Yusuf membalas kejahatan saudaranya dengan kebaikan. Melakukan kesalahan adalah manusiawi, tetapi memaafkan adalah ilahi. Ketika kita dipakai Tuhan dan kemudian proses itu datang, kita akan semakin didewasakan. Oleh karena itu, jangan memberontak jika Tuhan membentuk kita. Pada mulainya Yusuf adalah hamba, namun pada akhirnya dia naik pangkat menjadi penguasa atas istana Firaun. Yusuf tampil sebagai pemenang karena dia telah lulus ujian. Seringkali kita gagal melewati masa-masa sulit dalam hidup kita dan membiarkan rasa benci dan kepahitan itu menguasai hati kita, akibatnya mimpi yang Tuhan berikan tidak menjadi kenyataan.
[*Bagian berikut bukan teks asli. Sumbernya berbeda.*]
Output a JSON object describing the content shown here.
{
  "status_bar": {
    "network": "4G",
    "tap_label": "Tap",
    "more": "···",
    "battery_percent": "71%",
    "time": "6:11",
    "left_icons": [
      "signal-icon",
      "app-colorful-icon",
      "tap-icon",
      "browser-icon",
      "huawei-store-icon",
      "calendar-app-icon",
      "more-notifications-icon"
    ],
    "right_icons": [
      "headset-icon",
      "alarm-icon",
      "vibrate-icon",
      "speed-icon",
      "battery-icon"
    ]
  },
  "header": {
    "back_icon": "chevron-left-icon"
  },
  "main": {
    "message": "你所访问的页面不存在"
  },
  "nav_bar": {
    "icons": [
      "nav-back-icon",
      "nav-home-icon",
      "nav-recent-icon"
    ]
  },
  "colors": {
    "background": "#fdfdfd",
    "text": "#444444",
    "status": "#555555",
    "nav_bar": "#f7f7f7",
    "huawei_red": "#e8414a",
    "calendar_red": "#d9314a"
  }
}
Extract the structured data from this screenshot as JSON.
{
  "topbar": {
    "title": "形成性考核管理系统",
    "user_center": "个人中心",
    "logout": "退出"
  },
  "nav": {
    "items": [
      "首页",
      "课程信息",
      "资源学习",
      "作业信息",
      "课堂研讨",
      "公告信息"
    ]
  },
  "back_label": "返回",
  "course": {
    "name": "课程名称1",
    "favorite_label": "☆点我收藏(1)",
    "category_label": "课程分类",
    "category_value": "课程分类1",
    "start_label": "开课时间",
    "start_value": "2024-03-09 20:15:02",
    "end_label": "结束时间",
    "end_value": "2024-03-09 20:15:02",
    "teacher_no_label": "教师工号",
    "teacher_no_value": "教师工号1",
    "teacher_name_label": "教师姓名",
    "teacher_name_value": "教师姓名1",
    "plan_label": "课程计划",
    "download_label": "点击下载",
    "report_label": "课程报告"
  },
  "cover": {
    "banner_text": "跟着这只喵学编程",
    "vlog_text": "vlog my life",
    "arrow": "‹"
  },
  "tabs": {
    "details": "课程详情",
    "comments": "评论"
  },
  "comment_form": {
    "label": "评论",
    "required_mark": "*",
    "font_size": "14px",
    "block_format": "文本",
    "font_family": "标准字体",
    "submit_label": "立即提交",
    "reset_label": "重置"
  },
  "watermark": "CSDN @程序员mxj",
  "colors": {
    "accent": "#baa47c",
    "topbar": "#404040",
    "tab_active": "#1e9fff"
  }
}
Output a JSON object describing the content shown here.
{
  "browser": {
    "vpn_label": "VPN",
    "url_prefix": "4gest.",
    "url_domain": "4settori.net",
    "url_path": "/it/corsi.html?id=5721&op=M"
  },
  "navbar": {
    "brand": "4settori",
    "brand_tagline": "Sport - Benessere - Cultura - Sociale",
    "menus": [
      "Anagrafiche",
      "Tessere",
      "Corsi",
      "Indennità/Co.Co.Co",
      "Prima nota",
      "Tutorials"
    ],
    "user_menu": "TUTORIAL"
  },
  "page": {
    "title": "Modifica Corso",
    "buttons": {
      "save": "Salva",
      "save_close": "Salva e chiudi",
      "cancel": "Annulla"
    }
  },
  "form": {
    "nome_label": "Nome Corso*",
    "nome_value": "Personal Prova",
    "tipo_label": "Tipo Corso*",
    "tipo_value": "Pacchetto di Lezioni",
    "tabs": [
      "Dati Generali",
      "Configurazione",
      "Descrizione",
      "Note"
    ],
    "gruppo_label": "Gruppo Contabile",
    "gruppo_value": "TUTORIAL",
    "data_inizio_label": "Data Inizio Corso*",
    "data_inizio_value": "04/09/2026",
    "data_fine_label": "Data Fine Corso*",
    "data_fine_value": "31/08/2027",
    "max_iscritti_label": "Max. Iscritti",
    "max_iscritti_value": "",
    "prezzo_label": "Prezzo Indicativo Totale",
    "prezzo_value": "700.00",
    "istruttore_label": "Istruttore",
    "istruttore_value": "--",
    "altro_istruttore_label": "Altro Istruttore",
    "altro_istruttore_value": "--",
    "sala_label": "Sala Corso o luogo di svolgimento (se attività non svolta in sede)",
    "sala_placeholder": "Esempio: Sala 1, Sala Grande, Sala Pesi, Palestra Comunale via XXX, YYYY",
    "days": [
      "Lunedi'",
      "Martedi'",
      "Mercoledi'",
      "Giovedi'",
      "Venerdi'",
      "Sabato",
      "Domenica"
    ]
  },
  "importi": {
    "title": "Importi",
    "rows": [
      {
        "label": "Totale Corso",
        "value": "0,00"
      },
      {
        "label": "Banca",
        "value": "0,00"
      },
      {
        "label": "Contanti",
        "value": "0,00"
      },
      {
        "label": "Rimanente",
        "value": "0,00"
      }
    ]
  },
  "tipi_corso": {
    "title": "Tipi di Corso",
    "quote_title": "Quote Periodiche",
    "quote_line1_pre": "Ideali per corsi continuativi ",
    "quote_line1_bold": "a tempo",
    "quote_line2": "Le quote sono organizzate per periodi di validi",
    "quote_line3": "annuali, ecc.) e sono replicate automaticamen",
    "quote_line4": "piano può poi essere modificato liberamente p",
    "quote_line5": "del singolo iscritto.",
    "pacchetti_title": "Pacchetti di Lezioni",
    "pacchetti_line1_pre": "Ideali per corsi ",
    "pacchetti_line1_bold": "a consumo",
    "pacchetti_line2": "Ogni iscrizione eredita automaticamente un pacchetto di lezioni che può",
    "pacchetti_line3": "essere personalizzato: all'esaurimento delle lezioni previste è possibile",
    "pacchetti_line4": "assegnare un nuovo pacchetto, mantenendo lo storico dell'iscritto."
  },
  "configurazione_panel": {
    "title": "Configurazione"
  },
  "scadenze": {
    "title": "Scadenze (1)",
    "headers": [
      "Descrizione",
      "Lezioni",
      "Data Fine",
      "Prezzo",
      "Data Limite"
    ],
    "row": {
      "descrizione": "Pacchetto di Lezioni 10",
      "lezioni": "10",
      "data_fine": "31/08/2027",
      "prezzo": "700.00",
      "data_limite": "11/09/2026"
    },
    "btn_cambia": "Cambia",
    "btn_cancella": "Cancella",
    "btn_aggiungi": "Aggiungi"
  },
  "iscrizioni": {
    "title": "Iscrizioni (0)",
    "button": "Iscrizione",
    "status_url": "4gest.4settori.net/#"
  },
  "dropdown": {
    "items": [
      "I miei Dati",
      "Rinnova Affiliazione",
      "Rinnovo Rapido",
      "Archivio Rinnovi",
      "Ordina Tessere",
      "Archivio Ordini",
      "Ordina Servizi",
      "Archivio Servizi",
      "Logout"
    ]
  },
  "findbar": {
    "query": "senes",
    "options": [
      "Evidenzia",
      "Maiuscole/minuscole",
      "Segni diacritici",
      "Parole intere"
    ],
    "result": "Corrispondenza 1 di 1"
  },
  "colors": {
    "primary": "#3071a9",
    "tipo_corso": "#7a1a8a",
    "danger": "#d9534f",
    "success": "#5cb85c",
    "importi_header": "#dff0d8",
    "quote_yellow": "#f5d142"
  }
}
Jangan sekali-kali membatasi kuasa Tuhan bekerja! Karena "Apa yang tidak pernah dilihat oleh mata, dan tidak pernah didengar oleh telinga, dan yang tidak pernah timbul di hati manusia: semua yang disediakan Allah untuk mereka yang mengasihi Dia." (1 Korintus 2:9). Tuhan memiliki 1001 cara untuk menolong dan mengangkat hidup kita seperti yang dialami oleh Yusuf. Dan mungkin Dia mengijinkan kita mengalami ujian dan tantangan; tetapi jika kita tetap mempercayai Tuhan dengan sepenuh hati dan tidak berubah, percayalah, cepat atau lambat Tuhan akan menggenapi janjiNya dalam kehidupan kita.
Yusuf mengalami peninggian dari Tuhan karena dia kuat dan menang melewati ujian!